Padahal, Sahbirin Noor juga tengah mengajukan gugatan praperadilan di Pengadilan Negeri Jakarta Selatan terkait dengan keabsahan penetapan tersangka yang dilakukan KPK.
"KPK menyampaikan, hingga saat persidangan ini berlangsung, SHB tidak diketahui keberadaannya, meskipun KPK telah melakukan upaya pencarian ke beberapa lokasi," ujar Anggota Tim Juru Bicara KPK Budi Prasetyo kepada wartawan, Rabu 6 November 2024.
Budi menjelaskan bahwa Paman Birin juga sudah menerima Surat Pemberitahuan Dimulainya Penyidikan (SPDP). Namun tak kunjung muncul.
"Meskipun KPK telah melakukan penggeledahan di beberapa lokasi yang diduga merupakan tempat persembunyiannya, antara lain di kantor, rumah dinas, maupun rumah pribadinya," kata Budi.
KPK sudah mengumumkan penetapan tersangka Paman Birin pada 8 Oktober 2024 bersama dengan enam orang tersangka korupsi lainnya. Enam orang yang ditetapkan sebagai tersangka bersama Paman Birin kini sudah ditahan KPK.
Enam orang itu mulanya terlibat operasi tangkap tangan (OTT) KPK. Paman Birin jadi tersangka karena orang kepercayaannya buka mulut setelah terjaring OTT KPK.
"Sampai saat ini SHB tidak dalam status Tahanan, namun SHB selaku Gubernur Kalimantan Selatan tidak melakukan aktivitas sehari-hari di kantor sebagaimana tugas dan tanggung jawabnya," tukasnya.

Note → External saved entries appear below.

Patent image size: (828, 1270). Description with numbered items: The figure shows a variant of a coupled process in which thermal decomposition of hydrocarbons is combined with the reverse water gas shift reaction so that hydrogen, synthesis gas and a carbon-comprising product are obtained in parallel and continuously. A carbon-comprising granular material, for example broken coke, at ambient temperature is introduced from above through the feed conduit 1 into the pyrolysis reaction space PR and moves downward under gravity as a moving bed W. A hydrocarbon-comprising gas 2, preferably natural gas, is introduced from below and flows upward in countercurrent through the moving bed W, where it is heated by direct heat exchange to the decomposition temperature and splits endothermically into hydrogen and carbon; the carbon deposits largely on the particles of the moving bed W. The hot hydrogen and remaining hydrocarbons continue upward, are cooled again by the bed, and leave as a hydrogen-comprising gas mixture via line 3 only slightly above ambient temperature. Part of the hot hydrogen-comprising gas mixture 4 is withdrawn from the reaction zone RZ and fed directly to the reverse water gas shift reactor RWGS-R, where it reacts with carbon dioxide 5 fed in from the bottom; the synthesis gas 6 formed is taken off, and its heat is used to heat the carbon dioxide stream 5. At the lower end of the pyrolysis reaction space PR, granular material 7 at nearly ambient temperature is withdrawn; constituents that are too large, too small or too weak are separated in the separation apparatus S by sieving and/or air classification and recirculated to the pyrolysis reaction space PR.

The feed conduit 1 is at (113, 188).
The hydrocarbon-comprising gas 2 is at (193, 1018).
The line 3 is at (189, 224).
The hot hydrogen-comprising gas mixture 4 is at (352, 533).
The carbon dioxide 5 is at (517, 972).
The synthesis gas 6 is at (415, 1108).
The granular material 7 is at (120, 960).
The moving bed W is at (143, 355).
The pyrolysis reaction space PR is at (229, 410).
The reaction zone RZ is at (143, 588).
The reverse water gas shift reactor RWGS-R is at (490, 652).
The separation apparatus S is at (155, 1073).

Diketahui, tujuh orang tersangka itu yakni Gubernur Kalimantan Selatan Sahbirin Noor, Ahmad Solhan (Kadis PUPR Kalimantan Selatan), Yulianti Erlynah (Kabid CK Dinas PUPR Kalimantan Selatan), Ahmad (Bendahara Rumah Tahfidz Darussalam), Agustya Febry Andrean (Plt Kabag Rumah Tangga Gubernur Kalimantan Selatan), Sugeng Wahyudi (swasta), dan Andi Susanto (swasta). Meski begitu, Sahbirin Noor belum ditahan oleh KPK.
KPK baru menahan enam orang tersangka dari tujuh. Dari kelima tersangka yang berasal dari penyelenggara negara yakni diduga melanggar Pasal 12 huruf a atau b, Pasal 11, atau 12B Undang-Undang Nomor 31 Tahun 1999 tentang Pemberantasan Tindak Pidana Korupsi sebagaimana telah diubah dengan Undang-Undang Nomor 20 Tahun 2001 tentang Perubahan Atas Undang-Undang Nomor 31 Tahun 1999 tentang Pemberantasan Tindak Pidana Korupsi Jo Pasal 55 ayat (1) ke-1 Kitab Undang-Undang Hukum Pidana.
Untuk dua tersangka dari pihak swasta dinilai telah melanggar pasal 5 ayat 1 huruf a atau b atau Pasal 13 Undang-Undang Nomor 31 Tahun 1999 tentang Pemberantasan Tindak Pidana Korupsi sebagaimana telah diubah dengan Undang-Undang Nomor 20 Tahun 2001 tentang Perubahan Atas Undang-Undang Nomor 31 Tahun 1999 tentang Pemberantasan Tindak Pidana Korupsi Jo Pasal 55 ayat (1) ke-1 Kitab Undang-Undang.